Business

Women Worst Hit As COVID-19 Crisis Shuts Garment Factories

By Akanimo Sampson

A large number of poor workers, primarily women, have lost their income as many garment producing factories have reduced or temporarily suspended their activities. Some have closed entirely.

©ILO Addis Ababa

Consequently, many workers have had their hours reduced or have been laid off, most without any severance payment or unemployment benefits.

The restrictions and health measures related to COVID-19, and the accompanying general business uncertainty, have had a devastating socio-economic impact on workers and employers in the global garment supply chain.

To alleviate the situation, a multi-donor initiative has been designed to provide cash transfers and personal protective equipment (PPE) and deliver awareness raising campaigns on OSH.

It will also provide policy advice on social protection and OSH, with the aim of building peoples’ resilience to future shocks.

This approach links work to meet immediate humanitarian needs with that of building longer term, sustainable solutions that are part of national policy frameworks.

The multi-donor programme’s integrated strategy aims to assist both workers and private sector businesses rebuild their economic activities, mitigate further interruptions in the supply chain, and provide direct support to garment sector workers, especially women in Bangladesh, Cambodia, Ethiopia, Indonesia, Lao People’s Democratic Republic, Madagascar and Vietnam.

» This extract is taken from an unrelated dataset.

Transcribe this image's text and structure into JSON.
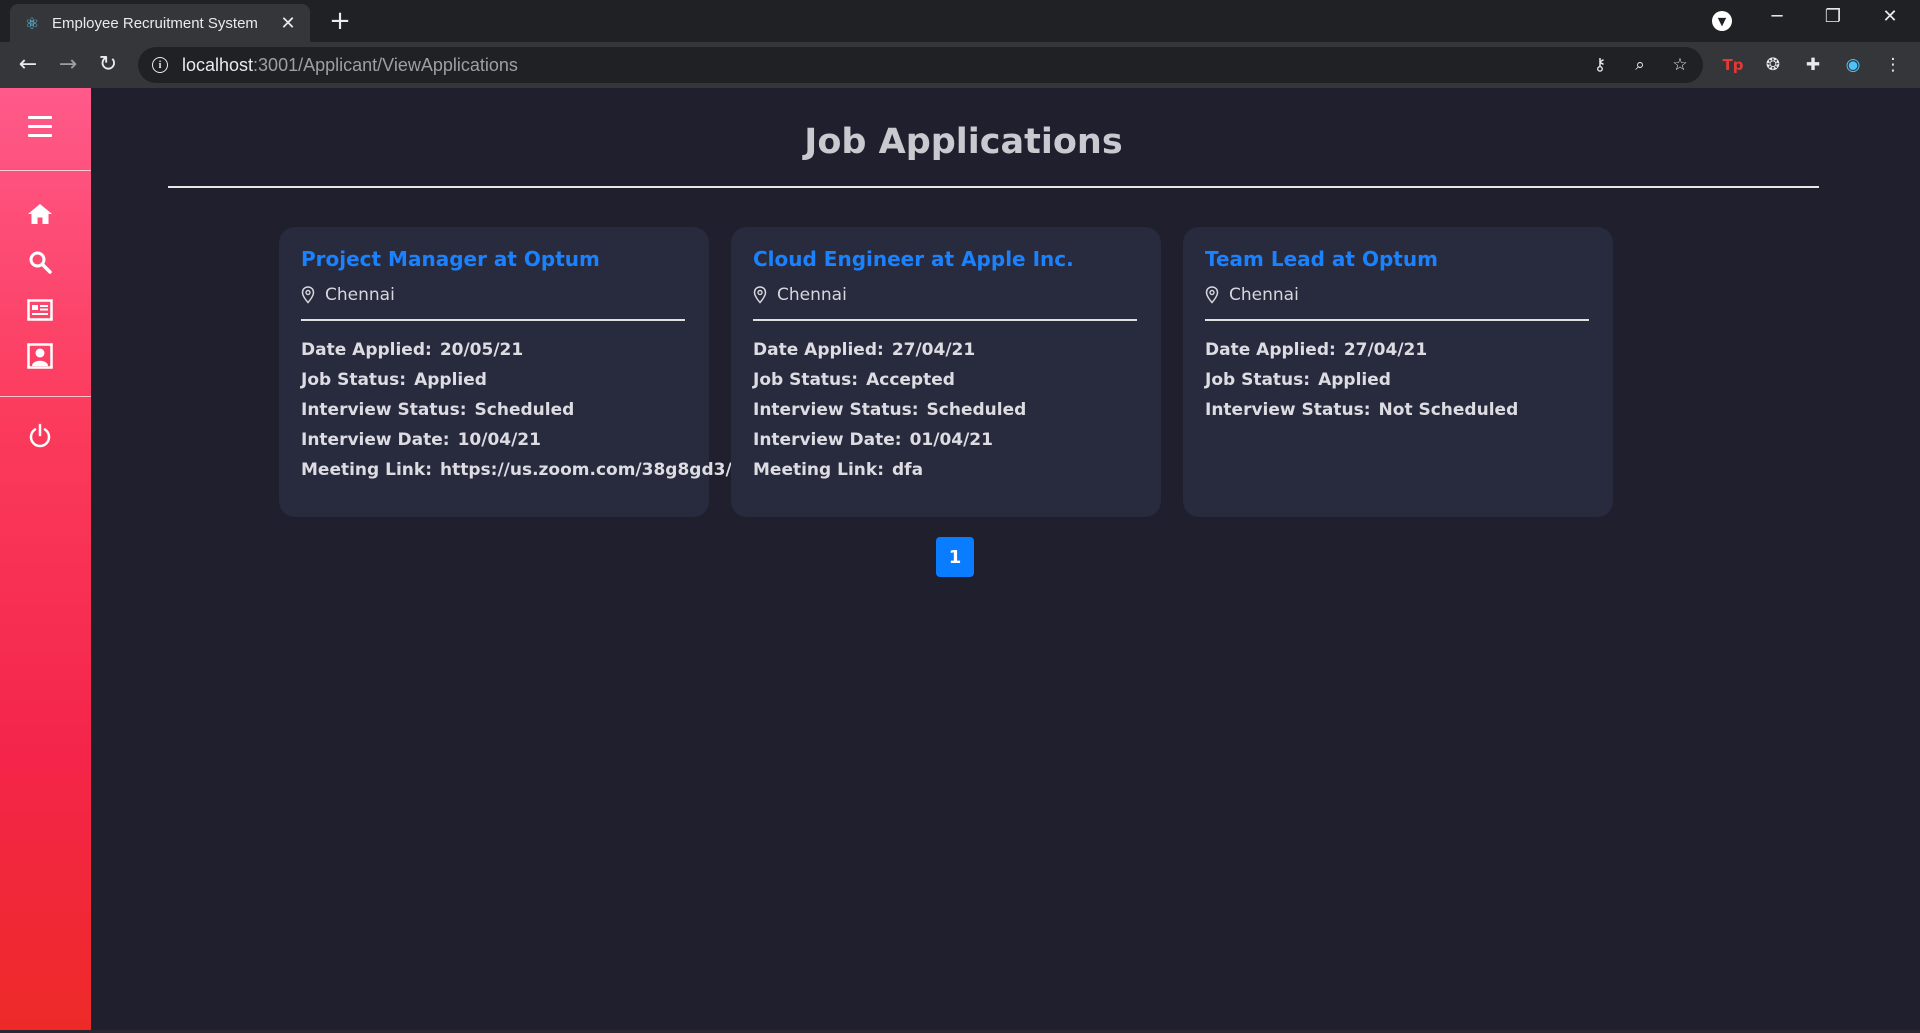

The initiative will build on the country level activities of three existing International Labour Organisation (ILO) areas of work – the Vision Zero Fund (VZF) , social protection  and the Better Work Programme  – making use of their existing local networks and operations.

The programme will also support the practical implementation of the Call to Action in the Global Garment Industry.  By helping to coordinate public and private sector responses to the pandemic the project also contributes to the overall efficiency and coherence of responses to the crisis.

“For example, young mothers and workers particularly at risk of falling into poverty will receive one-off support payments. And we are building up testing capacities in order to protect workers’ health”, says German Development Minister, Gerd Müller.

“With these measures we are making it possible to preserve hundreds of thousands of jobs. For this we are working with the ILO, which we initiated together with the German Labour Ministry. The measures are part of our global Emergency COVID-19 Support Programme.”

The unprecedented nature and scale of the COVID-19 crisis and the related socio-economic impact, underlies the multi-donor structure of the programme. The BMZ contribution will allow work to begin rapidly and on a global scale. Other funding contributions are needed to allow this work to support all those in need.